In April 1719, sixteen Presbyterian Scotch-Irish families settled here in two rows of cabins along West Running Brook easterly of Beaver Brook. Initially known as Nutfield, the settlement became Londonderry in 1723. The first year, a field was planted, known as the Common Field, where the potato was first grown in North America.
Located about a mile east of the Derry rotary on East Derry Rd in front of the East Derry Church and site of the first meetinghouse. Marker erected in 1969.
The Scotch-Irish – also known as the Ulster-Scots – have a pretty interesting history. Back in the days of King James I and through the 1600s, there were settlers sent from Scotland to Catholic Ireland. One of the first was in what came to be known as Ulster County. The major town was … Londonderry!
Of course the native Catholics weren’t to happy about having land given to these immigrating Presbyterian Scotsmen. It didn’t take long before hostilities broke out.
By 1641 The Irish Rebellion was in full swing. This was pretty much the start of the centuries long strife between the Protestants and Catholics in Ireland. We don’t need to go through it all here. Lets just follow the Scotch-Irish that came to New Hampshire.
As previously noted, the Scotch-Irish were Presbyterians. They had splintered away from the official English church. In 1688 the ascension of William to the English throne brought relative peace to Ireland. The Scotch-Irish were allowed to practice their religion, but were required to pay the church of England 10% of everything they produced. They land they lived on and worked was only leased to them by the crown – they could be evicted at any time.
Edward Parker, in his 1851 “History of Londonderry” quotes an earlier historian commenting on the feelings in Northern Ireland at the time between the Protestants and the Catholics:
"On the same soil dwelt two populations, locally intermixed, morally and politically sundered. The difference of religion was by no means the only difference, and was perhaps not even the chief difference, which existed between them. They sprang from different stocks. They spoke different languages. They had different national characters, as strongly opposed as any two national characters in Europe. They were in widely different stages of civilization. There could, therefore, be little sympathy between them ; and centuries of calamities and wrongs had generated a strong antipathy. The relation in which the minority stood to the majority, resembled the relation in which the followers of William the Conqueror stood to the Saxon churls, or the relation in which the followers of Cortez stood to the Indians of Mexico."
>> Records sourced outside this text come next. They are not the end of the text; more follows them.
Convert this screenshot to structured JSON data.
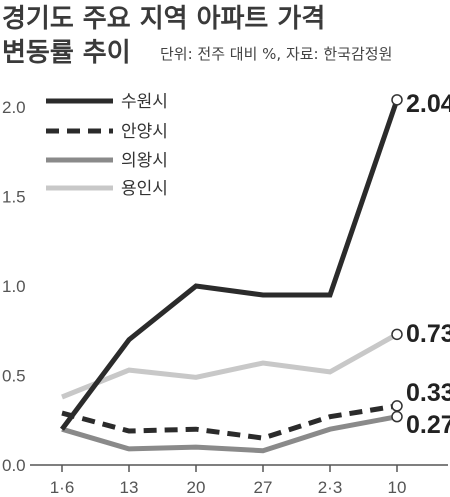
{
  "chart_data": {
    "type": "line",
    "title_line1": "경기도 주요 지역 아파트 가격",
    "title_line2": "변동률 추이",
    "unit_note": "단위: 전주 대비 %, 자료: 한국감정원",
    "categories": [
      "1·6",
      "13",
      "20",
      "27",
      "2·3",
      "10"
    ],
    "ylim": [
      0,
      2.2
    ],
    "yticks": [
      "0.0",
      "0.5",
      "1.0",
      "1.5",
      "2.0"
    ],
    "grid": false,
    "legend_position": "top-left",
    "series": [
      {
        "name": "수원시",
        "values": [
          0.2,
          0.7,
          1.0,
          0.95,
          0.95,
          2.04
        ],
        "color": "#2b2b2b",
        "dash": "solid",
        "end_label": "2.04"
      },
      {
        "name": "안양시",
        "values": [
          0.29,
          0.19,
          0.2,
          0.15,
          0.27,
          0.33
        ],
        "color": "#2b2b2b",
        "dash": "dashed",
        "end_label": "0.33"
      },
      {
        "name": "의왕시",
        "values": [
          0.2,
          0.09,
          0.1,
          0.08,
          0.2,
          0.27
        ],
        "color": "#8a8a8a",
        "dash": "solid",
        "end_label": "0.27"
      },
      {
        "name": "용인시",
        "values": [
          0.38,
          0.53,
          0.49,
          0.57,
          0.52,
          0.73
        ],
        "color": "#c8c8c8",
        "dash": "solid",
        "end_label": "0.73"
      }
    ]
  }
}
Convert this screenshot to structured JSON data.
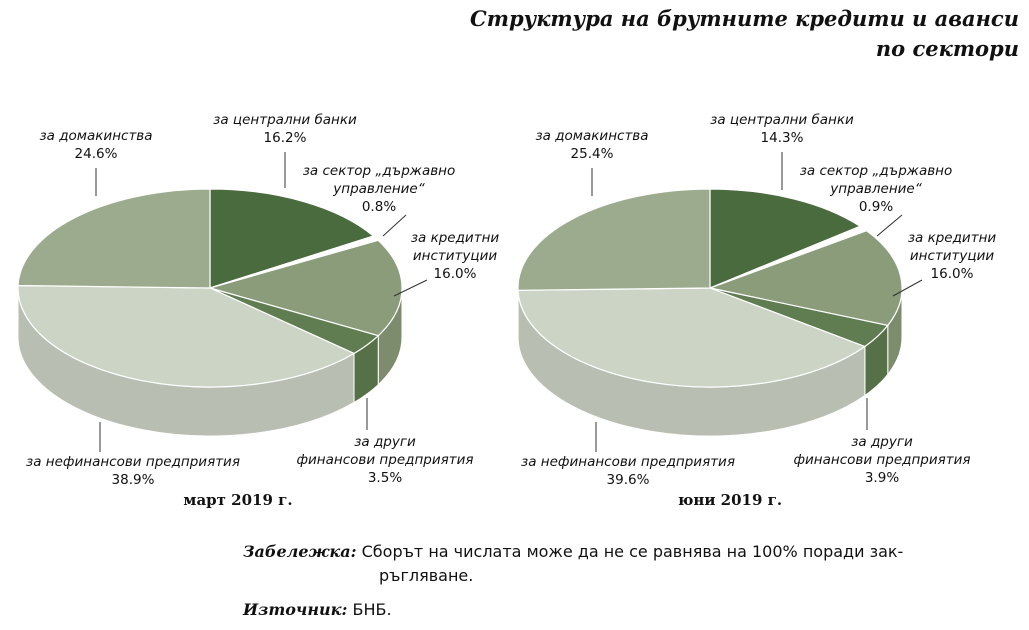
{
  "title": {
    "line1": "Структура на брутните кредити и аванси",
    "line2": "по сектори"
  },
  "note": {
    "label": "Забележка:",
    "text_line1": "Сборът на числата може да не се равнява на 100% поради зак-",
    "text_line2": "ръгляване."
  },
  "source": {
    "label": "Източник:",
    "text": "БНБ."
  },
  "colors": {
    "central_banks": "#4a6b3d",
    "general_government": "#ffffff",
    "credit_institutions": "#8a9c79",
    "other_financial": "#5f7d50",
    "non_financial": "#ccd4c6",
    "households": "#9cab8d"
  },
  "chart_data": [
    {
      "type": "pie",
      "title": "март 2019 г.",
      "slices": [
        {
          "key": "central_banks",
          "label_lines": [
            "за централни банки"
          ],
          "value": 16.2,
          "value_label": "16.2%"
        },
        {
          "key": "general_government",
          "label_lines": [
            "за сектор „държавно",
            "управление“"
          ],
          "value": 0.8,
          "value_label": "0.8%"
        },
        {
          "key": "credit_institutions",
          "label_lines": [
            "за кредитни",
            "институции"
          ],
          "value": 16.0,
          "value_label": "16.0%"
        },
        {
          "key": "other_financial",
          "label_lines": [
            "за други",
            "финансови предприятия"
          ],
          "value": 3.5,
          "value_label": "3.5%"
        },
        {
          "key": "non_financial",
          "label_lines": [
            "за нефинансови предприятия"
          ],
          "value": 38.9,
          "value_label": "38.9%"
        },
        {
          "key": "households",
          "label_lines": [
            "за домакинства"
          ],
          "value": 24.6,
          "value_label": "24.6%"
        }
      ]
    },
    {
      "type": "pie",
      "title": "юни 2019 г.",
      "slices": [
        {
          "key": "central_banks",
          "label_lines": [
            "за централни банки"
          ],
          "value": 14.3,
          "value_label": "14.3%"
        },
        {
          "key": "general_government",
          "label_lines": [
            "за сектор „държавно",
            "управление“"
          ],
          "value": 0.9,
          "value_label": "0.9%"
        },
        {
          "key": "credit_institutions",
          "label_lines": [
            "за кредитни",
            "институции"
          ],
          "value": 16.0,
          "value_label": "16.0%"
        },
        {
          "key": "other_financial",
          "label_lines": [
            "за други",
            "финансови предприятия"
          ],
          "value": 3.9,
          "value_label": "3.9%"
        },
        {
          "key": "non_financial",
          "label_lines": [
            "за нефинансови предприятия"
          ],
          "value": 39.6,
          "value_label": "39.6%"
        },
        {
          "key": "households",
          "label_lines": [
            "за домакинства"
          ],
          "value": 25.4,
          "value_label": "25.4%"
        }
      ]
    }
  ]
}
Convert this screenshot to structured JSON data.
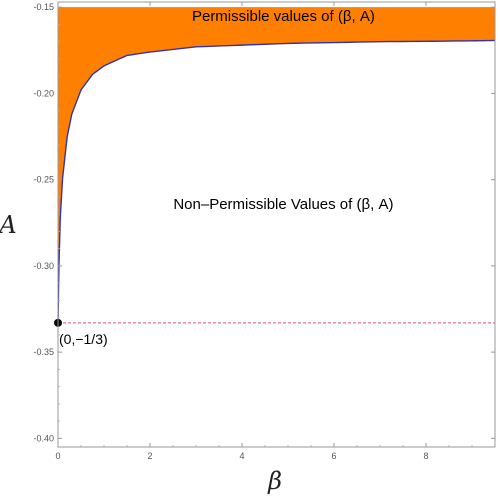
{
  "chart_data": {
    "type": "area",
    "title": "",
    "xlabel": "β",
    "ylabel": "A",
    "xlim": [
      0,
      9.5
    ],
    "ylim": [
      -0.405,
      -0.147
    ],
    "x_ticks": [
      "0",
      "2",
      "4",
      "6",
      "8"
    ],
    "x_tick_values": [
      0,
      2,
      4,
      6,
      8
    ],
    "y_ticks": [
      "-0.15",
      "-0.20",
      "-0.25",
      "-0.30",
      "-0.35",
      "-0.40"
    ],
    "y_tick_values": [
      -0.15,
      -0.2,
      -0.25,
      -0.3,
      -0.35,
      -0.4
    ],
    "boundary_curve": {
      "color": "#3333aa",
      "x": [
        0,
        0.02,
        0.05,
        0.1,
        0.2,
        0.3,
        0.5,
        0.75,
        1,
        1.5,
        2,
        3,
        4,
        5,
        6,
        7,
        8,
        9,
        9.5
      ],
      "y": [
        -0.333,
        -0.3,
        -0.272,
        -0.249,
        -0.225,
        -0.212,
        -0.198,
        -0.189,
        -0.184,
        -0.178,
        -0.176,
        -0.173,
        -0.172,
        -0.171,
        -0.1705,
        -0.17,
        -0.1698,
        -0.1695,
        -0.1693
      ]
    },
    "fill_region": {
      "color": "#ff8000",
      "upper_bound": -0.15,
      "label": "Permissible values of (β, A)",
      "label_at": [
        4.9,
        -0.158
      ]
    },
    "lower_region_label": {
      "text": "Non–Permissible Values of (β, A)",
      "at": [
        4.9,
        -0.267
      ]
    },
    "reference_line": {
      "y": -0.333,
      "style": "dashed",
      "color": "#e0507a"
    },
    "point": {
      "x": 0,
      "y": -0.333,
      "label": "(0,−1/3)",
      "color": "#000000"
    },
    "grid": false,
    "legend": "none"
  }
}
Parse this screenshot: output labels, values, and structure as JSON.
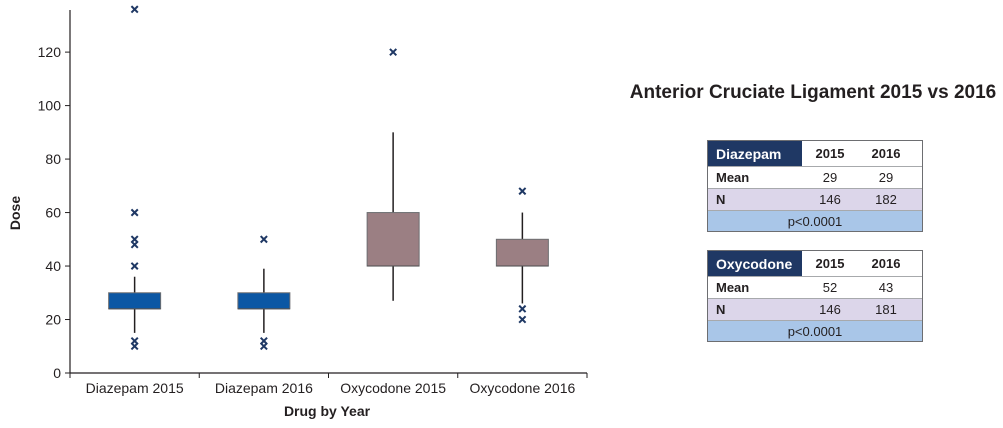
{
  "chart_data": {
    "type": "boxplot",
    "xlabel": "Drug by Year",
    "ylabel": "Dose",
    "ylim": [
      0,
      135
    ],
    "yticks": [
      0,
      20,
      40,
      60,
      80,
      100,
      120
    ],
    "categories": [
      "Diazepam 2015",
      "Diazepam 2016",
      "Oxycodone 2015",
      "Oxycodone 2016"
    ],
    "boxes": [
      {
        "category": "Diazepam 2015",
        "whisker_low": 15,
        "q1": 24,
        "median": 24,
        "q3": 30,
        "whisker_high": 36,
        "outliers": [
          10,
          12,
          40,
          48,
          50,
          60,
          136
        ],
        "color": "#0b57a4"
      },
      {
        "category": "Diazepam 2016",
        "whisker_low": 15,
        "q1": 24,
        "median": 24,
        "q3": 30,
        "whisker_high": 39,
        "outliers": [
          10,
          12,
          50
        ],
        "color": "#0b57a4"
      },
      {
        "category": "Oxycodone 2015",
        "whisker_low": 27,
        "q1": 40,
        "median": 40,
        "q3": 60,
        "whisker_high": 90,
        "outliers": [
          120
        ],
        "color": "#9b7f83"
      },
      {
        "category": "Oxycodone 2016",
        "whisker_low": 26,
        "q1": 40,
        "median": 40,
        "q3": 50,
        "whisker_high": 60,
        "outliers": [
          20,
          24,
          68
        ],
        "color": "#9b7f83"
      }
    ]
  },
  "panel": {
    "title": "Anterior Cruciate Ligament 2015 vs 2016",
    "tables": [
      {
        "drug": "Diazepam",
        "col1": "2015",
        "col2": "2016",
        "mean_label": "Mean",
        "mean_2015": "29",
        "mean_2016": "29",
        "n_label": "N",
        "n_2015": "146",
        "n_2016": "182",
        "p": "p<0.0001"
      },
      {
        "drug": "Oxycodone",
        "col1": "2015",
        "col2": "2016",
        "mean_label": "Mean",
        "mean_2015": "52",
        "mean_2016": "43",
        "n_label": "N",
        "n_2015": "146",
        "n_2016": "181",
        "p": "p<0.0001"
      }
    ]
  },
  "colors": {
    "header_bg": "#1f3864",
    "n_row_bg": "#dcd6ea",
    "p_row_bg": "#a9c6e8",
    "marker": "#1f3864"
  }
}
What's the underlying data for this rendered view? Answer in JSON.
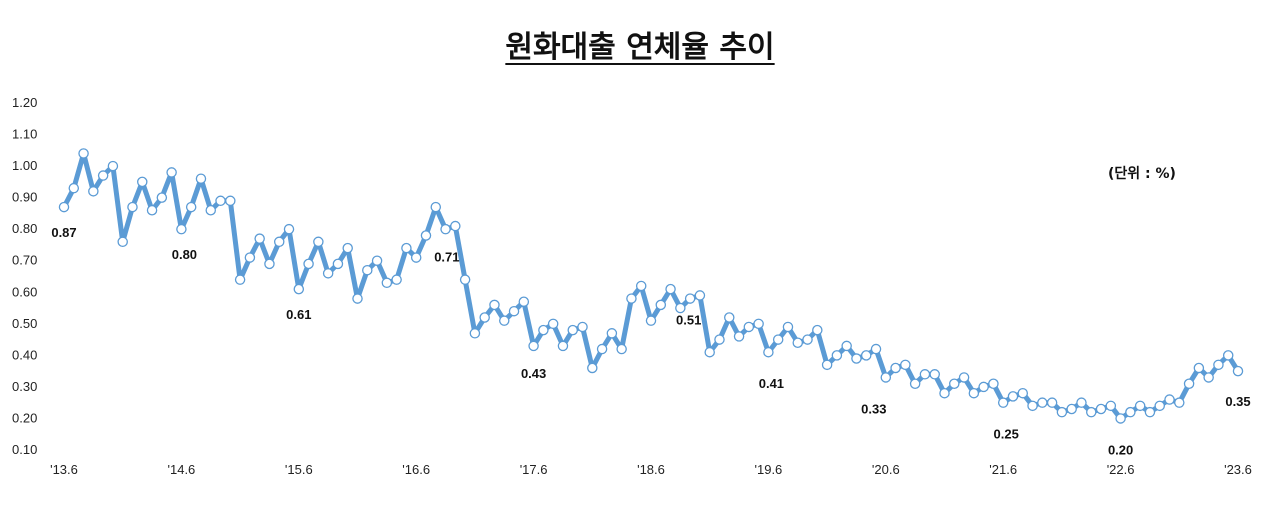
{
  "chart_data": {
    "type": "line",
    "title": "원화대출 연체율 추이",
    "unit_note": "(단위 : %)",
    "ylim": [
      0.1,
      1.2
    ],
    "y_ticks": [
      "0.10",
      "0.20",
      "0.30",
      "0.40",
      "0.50",
      "0.60",
      "0.70",
      "0.80",
      "0.90",
      "1.00",
      "1.10",
      "1.20"
    ],
    "x_tick_labels": [
      "'13.6",
      "'14.6",
      "'15.6",
      "'16.6",
      "'17.6",
      "'18.6",
      "'19.6",
      "'20.6",
      "'21.6",
      "'22.6",
      "'23.6"
    ],
    "line_color": "#5b9bd5",
    "marker_fill": "#ffffff",
    "series": [
      {
        "values": [
          0.87,
          0.93,
          1.04,
          0.92,
          0.97,
          1.0,
          0.76,
          0.87,
          0.95,
          0.86,
          0.9,
          0.98,
          0.8,
          0.87,
          0.96,
          0.86,
          0.89,
          0.89,
          0.64,
          0.71,
          0.77,
          0.69,
          0.76,
          0.8,
          0.61,
          0.69,
          0.76,
          0.66,
          0.69,
          0.74,
          0.58,
          0.67,
          0.7,
          0.63,
          0.64,
          0.74,
          0.71,
          0.78,
          0.87,
          0.8,
          0.81,
          0.64,
          0.47,
          0.52,
          0.56,
          0.51,
          0.54,
          0.57,
          0.43,
          0.48,
          0.5,
          0.43,
          0.48,
          0.49,
          0.36,
          0.42,
          0.47,
          0.42,
          0.58,
          0.62,
          0.51,
          0.56,
          0.61,
          0.55,
          0.58,
          0.59,
          0.41,
          0.45,
          0.52,
          0.46,
          0.49,
          0.5,
          0.41,
          0.45,
          0.49,
          0.44,
          0.45,
          0.48,
          0.37,
          0.4,
          0.43,
          0.39,
          0.4,
          0.42,
          0.33,
          0.36,
          0.37,
          0.31,
          0.34,
          0.34,
          0.28,
          0.31,
          0.33,
          0.28,
          0.3,
          0.31,
          0.25,
          0.27,
          0.28,
          0.24,
          0.25,
          0.25,
          0.22,
          0.23,
          0.25,
          0.22,
          0.23,
          0.24,
          0.2,
          0.22,
          0.24,
          0.22,
          0.24,
          0.26,
          0.25,
          0.31,
          0.36,
          0.33,
          0.37,
          0.4,
          0.35
        ]
      }
    ],
    "data_labels": [
      {
        "index": 0,
        "text": "0.87"
      },
      {
        "index": 12,
        "text": "0.80"
      },
      {
        "index": 24,
        "text": "0.61"
      },
      {
        "index": 36,
        "text": "0.71"
      },
      {
        "index": 48,
        "text": "0.43"
      },
      {
        "index": 60,
        "text": "0.51"
      },
      {
        "index": 72,
        "text": "0.41"
      },
      {
        "index": 84,
        "text": "0.33"
      },
      {
        "index": 96,
        "text": "0.25"
      },
      {
        "index": 108,
        "text": "0.20"
      },
      {
        "index": 120,
        "text": "0.35"
      }
    ]
  }
}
So there they were. No real land ownership, taxed to support a church they didn’t believe in and surrounded by animosity from both the Irish Catholics and church of England. And they had heard things. Good things about new freedoms across the Atlantic. It didn’t take long for them to realize leaving for the new world might not be such a bad idea.
Four Presbyterian clergymen gathered all the interested families from their churches. 217 signed the request that was sent to Boston in the hands of Reverend Boyd. The colony said “sure, come on over!” and they did. They arrived in Boston in August of 1718.
In the fall of that year a gentleman named MacGregor took 16 of these families to Casco Bay to find a place to settle, but arrived late in the fall. They spent a miserable winter aboard ship, sick and hungry, iced into the bay. Boston sent enough food to see them to the spring.
In the spring they explored the lands around Casco Bay but couldn’t find anything to their liking. So they struck west into the Merrimack valley, arriving at the settlement in Haverhill, MA. Once there they began asking about land that could be settled and were told of an area called Nutfield, about 15 miles northwest. The men went to explore the new area and fell in love.
They communicated the selection of the land to Boston – making their claim – and proceeded to build some crude huts before returning to gather up their families and few possessions for the trip to their new home. As the marker notes, 5 years later they renamed the town after their old home in Ireland, Londonderry.
Now to important stuff. Potatoes! That’s quite a claim on the marker: “The first year, a field was planted, known as the Common Field, where the potato was first grown in North America.” Could it be true? This calls for some intense googling.
It seems that a few people brought some potatoes in the 1600s, but no one really established a potato plantation. All of the most reliable Potato Historians do indeed place the first legitimate Potato farms in Londonderry, 1719. Take that Maine!
Special bonus for all my Crafty readers, the Official State of New Hampshire Tartan!
Yes we do have one, approved by the state legislature in 1995 to commemorate the 20th anniversary of the New Hampshire Highland Games.
Here is the Sett for the Tartan:
green 56, black 2, green 2, black 12, white 2, black 12, purple 2, black 2, purple 8, red 6, purple 28
Green represents our forests, Black the granite of our mountains, White is the snow, Purple our state flower the Lilac and bird the purple finch. Red represents all our state Heroes.
I’ll let some of our weavers explain how a list of colored string gets turned into tartan. Looms scare me.